I was a little busy last week and I ended up not blogging about which project’s issues I was planning to tackle for our 0.4 release, oops. So, this week I’m going to roll the first and second blogs into one. I decided to work on telescope as I already had the environment setup on my system and had some familiarity with the backend. I looked through the issues with the backend label and found an issue regarding the removal of whitespace only blocks found in some posts. I decided I would take this issue as it was a step up from the blank post fix I made in release 0.3 and I figured that it was another issue I can fix with the power of regex.
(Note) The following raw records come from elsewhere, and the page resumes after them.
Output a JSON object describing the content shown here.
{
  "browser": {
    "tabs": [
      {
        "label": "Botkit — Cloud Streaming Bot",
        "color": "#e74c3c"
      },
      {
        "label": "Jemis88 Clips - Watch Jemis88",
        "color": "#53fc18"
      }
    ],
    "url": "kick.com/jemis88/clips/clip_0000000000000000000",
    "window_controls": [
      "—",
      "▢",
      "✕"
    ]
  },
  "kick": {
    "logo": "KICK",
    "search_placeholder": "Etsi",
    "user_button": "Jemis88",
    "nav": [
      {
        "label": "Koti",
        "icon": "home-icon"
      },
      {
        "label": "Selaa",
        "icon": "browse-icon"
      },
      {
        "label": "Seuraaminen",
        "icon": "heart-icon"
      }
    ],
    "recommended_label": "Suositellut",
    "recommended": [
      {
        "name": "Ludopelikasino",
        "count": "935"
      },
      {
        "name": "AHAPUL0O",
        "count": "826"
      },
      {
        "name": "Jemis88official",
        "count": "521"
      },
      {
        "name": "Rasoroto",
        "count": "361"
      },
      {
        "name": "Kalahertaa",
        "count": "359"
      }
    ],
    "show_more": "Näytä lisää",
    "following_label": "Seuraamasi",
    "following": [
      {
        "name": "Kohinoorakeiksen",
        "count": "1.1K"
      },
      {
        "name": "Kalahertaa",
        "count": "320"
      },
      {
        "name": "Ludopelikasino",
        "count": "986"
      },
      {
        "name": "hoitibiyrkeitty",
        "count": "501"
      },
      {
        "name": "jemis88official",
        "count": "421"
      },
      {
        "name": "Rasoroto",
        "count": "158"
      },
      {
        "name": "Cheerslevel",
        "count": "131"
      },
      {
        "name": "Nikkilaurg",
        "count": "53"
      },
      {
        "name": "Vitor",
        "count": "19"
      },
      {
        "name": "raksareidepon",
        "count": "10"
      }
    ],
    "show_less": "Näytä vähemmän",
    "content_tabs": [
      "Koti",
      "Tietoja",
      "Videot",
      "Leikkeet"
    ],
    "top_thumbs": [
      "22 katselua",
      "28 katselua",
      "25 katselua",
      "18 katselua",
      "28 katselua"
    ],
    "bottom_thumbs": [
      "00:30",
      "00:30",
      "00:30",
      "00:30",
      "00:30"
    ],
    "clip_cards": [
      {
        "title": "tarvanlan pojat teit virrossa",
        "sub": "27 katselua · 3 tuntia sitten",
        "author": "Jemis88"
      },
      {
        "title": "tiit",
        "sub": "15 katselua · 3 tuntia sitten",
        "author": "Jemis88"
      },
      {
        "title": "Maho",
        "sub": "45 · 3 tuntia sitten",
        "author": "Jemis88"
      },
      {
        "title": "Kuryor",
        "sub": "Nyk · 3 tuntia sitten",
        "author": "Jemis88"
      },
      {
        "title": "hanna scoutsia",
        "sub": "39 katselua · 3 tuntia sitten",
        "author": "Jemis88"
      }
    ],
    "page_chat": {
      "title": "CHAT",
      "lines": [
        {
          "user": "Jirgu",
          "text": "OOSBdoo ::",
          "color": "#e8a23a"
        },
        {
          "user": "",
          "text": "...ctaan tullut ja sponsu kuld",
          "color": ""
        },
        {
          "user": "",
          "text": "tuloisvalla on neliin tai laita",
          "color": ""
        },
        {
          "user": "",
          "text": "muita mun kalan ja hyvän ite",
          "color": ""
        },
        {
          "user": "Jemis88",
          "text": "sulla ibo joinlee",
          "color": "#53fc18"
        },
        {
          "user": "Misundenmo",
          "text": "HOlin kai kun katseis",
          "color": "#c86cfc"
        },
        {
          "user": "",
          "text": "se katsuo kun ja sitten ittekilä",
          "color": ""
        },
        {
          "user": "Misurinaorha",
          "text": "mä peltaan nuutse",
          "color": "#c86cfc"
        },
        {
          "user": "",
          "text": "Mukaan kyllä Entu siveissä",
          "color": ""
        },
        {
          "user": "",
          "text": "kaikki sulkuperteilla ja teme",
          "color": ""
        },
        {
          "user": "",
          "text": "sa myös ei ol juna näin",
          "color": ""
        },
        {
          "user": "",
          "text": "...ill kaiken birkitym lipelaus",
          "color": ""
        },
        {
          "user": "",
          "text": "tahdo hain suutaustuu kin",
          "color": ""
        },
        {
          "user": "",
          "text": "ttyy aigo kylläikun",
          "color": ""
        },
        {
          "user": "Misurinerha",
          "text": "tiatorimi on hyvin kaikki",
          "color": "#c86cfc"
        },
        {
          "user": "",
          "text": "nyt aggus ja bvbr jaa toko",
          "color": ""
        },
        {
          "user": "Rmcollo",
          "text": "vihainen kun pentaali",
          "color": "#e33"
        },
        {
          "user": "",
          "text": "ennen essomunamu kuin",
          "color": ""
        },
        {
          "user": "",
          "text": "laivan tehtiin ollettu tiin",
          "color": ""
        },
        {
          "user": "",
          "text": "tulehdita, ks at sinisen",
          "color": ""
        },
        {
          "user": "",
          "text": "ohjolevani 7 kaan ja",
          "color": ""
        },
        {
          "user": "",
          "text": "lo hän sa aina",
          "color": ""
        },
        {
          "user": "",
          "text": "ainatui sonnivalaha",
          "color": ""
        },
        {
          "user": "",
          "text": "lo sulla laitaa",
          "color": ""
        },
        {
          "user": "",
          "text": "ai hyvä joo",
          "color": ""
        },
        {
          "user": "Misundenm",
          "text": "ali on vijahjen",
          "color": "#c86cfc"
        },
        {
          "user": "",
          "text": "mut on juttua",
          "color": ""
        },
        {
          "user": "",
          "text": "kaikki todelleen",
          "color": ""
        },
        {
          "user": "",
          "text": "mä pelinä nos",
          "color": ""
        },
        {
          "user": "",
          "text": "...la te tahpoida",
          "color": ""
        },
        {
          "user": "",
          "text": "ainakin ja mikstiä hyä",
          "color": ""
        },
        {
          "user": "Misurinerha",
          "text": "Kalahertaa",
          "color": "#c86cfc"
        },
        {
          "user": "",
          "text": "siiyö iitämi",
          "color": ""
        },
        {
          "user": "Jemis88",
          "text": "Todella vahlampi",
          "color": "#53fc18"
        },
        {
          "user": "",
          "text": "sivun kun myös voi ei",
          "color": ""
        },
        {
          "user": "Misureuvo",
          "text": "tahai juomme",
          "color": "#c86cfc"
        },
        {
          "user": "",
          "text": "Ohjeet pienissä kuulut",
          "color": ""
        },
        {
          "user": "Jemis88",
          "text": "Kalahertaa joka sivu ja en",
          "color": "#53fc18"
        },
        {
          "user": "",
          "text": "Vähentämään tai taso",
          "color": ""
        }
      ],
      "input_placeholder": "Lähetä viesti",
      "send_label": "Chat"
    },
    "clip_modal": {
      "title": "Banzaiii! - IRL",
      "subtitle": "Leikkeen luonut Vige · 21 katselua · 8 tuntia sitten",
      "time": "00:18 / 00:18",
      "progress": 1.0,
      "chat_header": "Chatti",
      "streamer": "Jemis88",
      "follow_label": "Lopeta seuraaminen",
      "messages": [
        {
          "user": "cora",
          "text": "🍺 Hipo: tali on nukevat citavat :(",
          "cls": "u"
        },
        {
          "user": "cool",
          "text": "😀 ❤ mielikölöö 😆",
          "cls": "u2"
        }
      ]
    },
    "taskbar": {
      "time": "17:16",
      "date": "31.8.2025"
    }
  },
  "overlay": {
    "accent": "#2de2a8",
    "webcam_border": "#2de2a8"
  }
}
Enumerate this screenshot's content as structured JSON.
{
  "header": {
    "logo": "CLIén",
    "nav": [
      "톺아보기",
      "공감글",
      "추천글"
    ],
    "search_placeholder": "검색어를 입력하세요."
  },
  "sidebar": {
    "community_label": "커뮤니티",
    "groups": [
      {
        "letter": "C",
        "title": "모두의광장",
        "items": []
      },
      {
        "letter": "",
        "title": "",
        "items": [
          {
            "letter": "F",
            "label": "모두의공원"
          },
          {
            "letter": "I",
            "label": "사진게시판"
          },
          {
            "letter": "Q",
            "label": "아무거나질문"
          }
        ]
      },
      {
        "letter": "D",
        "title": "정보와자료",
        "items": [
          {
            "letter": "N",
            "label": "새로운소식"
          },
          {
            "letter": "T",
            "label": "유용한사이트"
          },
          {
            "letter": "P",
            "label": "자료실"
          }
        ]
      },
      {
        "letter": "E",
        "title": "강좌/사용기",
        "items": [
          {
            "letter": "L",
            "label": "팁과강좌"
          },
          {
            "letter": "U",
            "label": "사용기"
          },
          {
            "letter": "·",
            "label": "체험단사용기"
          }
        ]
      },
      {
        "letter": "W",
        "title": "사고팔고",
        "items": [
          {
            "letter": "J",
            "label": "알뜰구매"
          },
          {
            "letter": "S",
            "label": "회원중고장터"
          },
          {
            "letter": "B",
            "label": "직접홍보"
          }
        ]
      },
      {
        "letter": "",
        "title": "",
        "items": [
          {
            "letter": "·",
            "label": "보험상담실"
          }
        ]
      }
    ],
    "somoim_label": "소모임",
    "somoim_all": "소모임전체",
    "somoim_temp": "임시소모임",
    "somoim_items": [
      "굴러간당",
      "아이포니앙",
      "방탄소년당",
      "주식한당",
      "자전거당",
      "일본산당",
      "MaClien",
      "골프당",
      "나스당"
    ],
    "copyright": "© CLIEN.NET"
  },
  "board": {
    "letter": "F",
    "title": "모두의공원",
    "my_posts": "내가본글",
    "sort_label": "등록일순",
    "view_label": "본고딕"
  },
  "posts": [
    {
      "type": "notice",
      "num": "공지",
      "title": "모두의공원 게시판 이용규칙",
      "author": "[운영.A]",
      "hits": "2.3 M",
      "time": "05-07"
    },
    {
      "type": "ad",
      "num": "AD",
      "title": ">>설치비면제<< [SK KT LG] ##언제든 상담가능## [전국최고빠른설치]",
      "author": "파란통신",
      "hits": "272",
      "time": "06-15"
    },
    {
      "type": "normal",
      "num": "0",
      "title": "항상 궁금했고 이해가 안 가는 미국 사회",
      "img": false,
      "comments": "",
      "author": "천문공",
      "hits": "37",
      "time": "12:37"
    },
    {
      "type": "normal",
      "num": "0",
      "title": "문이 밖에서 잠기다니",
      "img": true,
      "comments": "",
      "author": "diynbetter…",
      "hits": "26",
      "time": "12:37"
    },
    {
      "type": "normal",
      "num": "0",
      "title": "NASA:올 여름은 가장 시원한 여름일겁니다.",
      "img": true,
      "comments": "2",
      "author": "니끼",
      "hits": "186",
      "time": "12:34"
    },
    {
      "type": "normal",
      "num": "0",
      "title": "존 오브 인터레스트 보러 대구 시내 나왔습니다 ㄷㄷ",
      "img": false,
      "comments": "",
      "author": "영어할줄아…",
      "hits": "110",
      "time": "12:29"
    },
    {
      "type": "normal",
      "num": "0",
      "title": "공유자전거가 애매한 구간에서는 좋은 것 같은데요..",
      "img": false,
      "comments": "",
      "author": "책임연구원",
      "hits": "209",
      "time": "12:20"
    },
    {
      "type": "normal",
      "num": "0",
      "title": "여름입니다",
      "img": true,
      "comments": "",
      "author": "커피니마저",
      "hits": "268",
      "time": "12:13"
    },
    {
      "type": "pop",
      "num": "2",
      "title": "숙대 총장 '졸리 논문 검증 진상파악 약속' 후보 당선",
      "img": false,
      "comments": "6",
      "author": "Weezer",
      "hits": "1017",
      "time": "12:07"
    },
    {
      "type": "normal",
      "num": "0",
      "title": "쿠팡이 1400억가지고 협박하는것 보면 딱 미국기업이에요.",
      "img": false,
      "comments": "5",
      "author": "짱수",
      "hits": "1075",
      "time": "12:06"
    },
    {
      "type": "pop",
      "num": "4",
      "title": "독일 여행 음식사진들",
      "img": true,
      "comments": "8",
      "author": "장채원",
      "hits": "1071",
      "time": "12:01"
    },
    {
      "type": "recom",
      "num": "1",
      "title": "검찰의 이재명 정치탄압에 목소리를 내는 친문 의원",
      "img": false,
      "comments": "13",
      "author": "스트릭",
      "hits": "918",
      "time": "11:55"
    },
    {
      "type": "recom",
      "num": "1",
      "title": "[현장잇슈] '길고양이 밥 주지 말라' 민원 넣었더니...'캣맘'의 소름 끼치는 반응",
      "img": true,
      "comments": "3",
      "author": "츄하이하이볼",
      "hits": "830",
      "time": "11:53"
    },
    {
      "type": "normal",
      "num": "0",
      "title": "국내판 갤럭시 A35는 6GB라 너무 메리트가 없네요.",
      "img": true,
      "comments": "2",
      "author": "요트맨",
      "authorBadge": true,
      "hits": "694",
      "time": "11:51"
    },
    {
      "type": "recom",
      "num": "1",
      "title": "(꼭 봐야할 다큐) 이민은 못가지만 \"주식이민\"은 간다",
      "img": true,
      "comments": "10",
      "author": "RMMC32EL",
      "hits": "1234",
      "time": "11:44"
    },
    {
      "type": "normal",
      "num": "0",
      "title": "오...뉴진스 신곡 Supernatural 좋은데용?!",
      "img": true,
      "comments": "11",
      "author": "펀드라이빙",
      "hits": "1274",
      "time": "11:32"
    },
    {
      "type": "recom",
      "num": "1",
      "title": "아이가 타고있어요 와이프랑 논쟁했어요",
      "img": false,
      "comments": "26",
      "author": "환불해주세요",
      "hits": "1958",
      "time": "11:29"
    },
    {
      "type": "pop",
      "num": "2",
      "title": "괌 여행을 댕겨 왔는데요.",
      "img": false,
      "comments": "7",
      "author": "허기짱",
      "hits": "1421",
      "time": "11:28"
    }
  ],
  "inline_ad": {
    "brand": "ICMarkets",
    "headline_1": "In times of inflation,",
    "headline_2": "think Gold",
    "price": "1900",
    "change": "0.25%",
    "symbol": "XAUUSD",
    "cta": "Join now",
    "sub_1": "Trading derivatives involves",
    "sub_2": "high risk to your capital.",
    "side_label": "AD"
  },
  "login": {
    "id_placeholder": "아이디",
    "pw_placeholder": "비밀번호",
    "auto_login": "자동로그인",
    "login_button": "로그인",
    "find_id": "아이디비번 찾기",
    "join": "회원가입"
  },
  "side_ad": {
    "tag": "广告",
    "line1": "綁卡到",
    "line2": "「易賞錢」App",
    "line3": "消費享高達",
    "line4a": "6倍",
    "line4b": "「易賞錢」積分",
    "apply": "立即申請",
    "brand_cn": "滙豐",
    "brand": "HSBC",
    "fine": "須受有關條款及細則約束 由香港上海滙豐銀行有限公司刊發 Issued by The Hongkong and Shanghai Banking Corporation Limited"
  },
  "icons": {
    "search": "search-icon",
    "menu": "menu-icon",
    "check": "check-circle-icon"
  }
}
I really like regex for some reason, working with it is sort of like solving a puzzle when trying to find the right combination of characters to find the matches you want in a piece of text. In this case our issue lies with empty <p> tags and repetitive <br> tags. Before I started creating the regex to solve the issue I decided to look through a number of posts to view the cases I might deal with.
When looking for empty <p> tags I considered any type of whitespace (spaces, tabs and newlines) with no text and tags that immediately close with </p> to be empty. I noticed some posts had <br> tags inside <p> tags with nothing else as well so I added that to the list of cases which should cover the different types of empty we can expect from RSS feeds. The other case was the usage of <br> tags back to back which is more straightforward than finding empty <p> tags.
Now, equipped with the knowledge of the potential cases I can run into I created the regex to find empty <p> tags and back to back <br> tags. The first regex I created was for finding repetitive <br> tags which looks like this: (<br>(\s?)+?){2,}
. I wrote a little snippet of text which can be used to test the regex and plugged into regex101. The regex ended up highlighting all repetitive <br> tags like so:

Basically the regex looks for any <br> text and then 1 or more instances of whitespace only if it exists with the {2,} telling it to look for 2 or more instances.
With that issue solved I moved onto creating the regex for finding empty <p> tags. I decided to create the <br> regex first as I could re-use it for the regex we’re about to create as <br> tags in a <p> tag and nothing else are also empty as I mentioned previously. This regex is a bit more nasty: <p>(\s+)?((<br>(\s?)+?){1,})?(\s+)?<\/p>
. Again, I wrote a little snippet for testing and these were the results:

This regex looks for any text that starts with <p> and ends with </p> and looking for any instances of whitespace of any length and/or <br> tags using the same regex from above except looking for 1 or more instances.
All I need to do now is add this to post-processing part of the backend by replacing repetitive <br> tags with a single one using the first regex, and completely erasing empty <p> tags with the second regex. Of course the text snippets I created will be used to create tests for the two functions I plan on implementing for the removal of these whitespace elements.
Thanks for reading!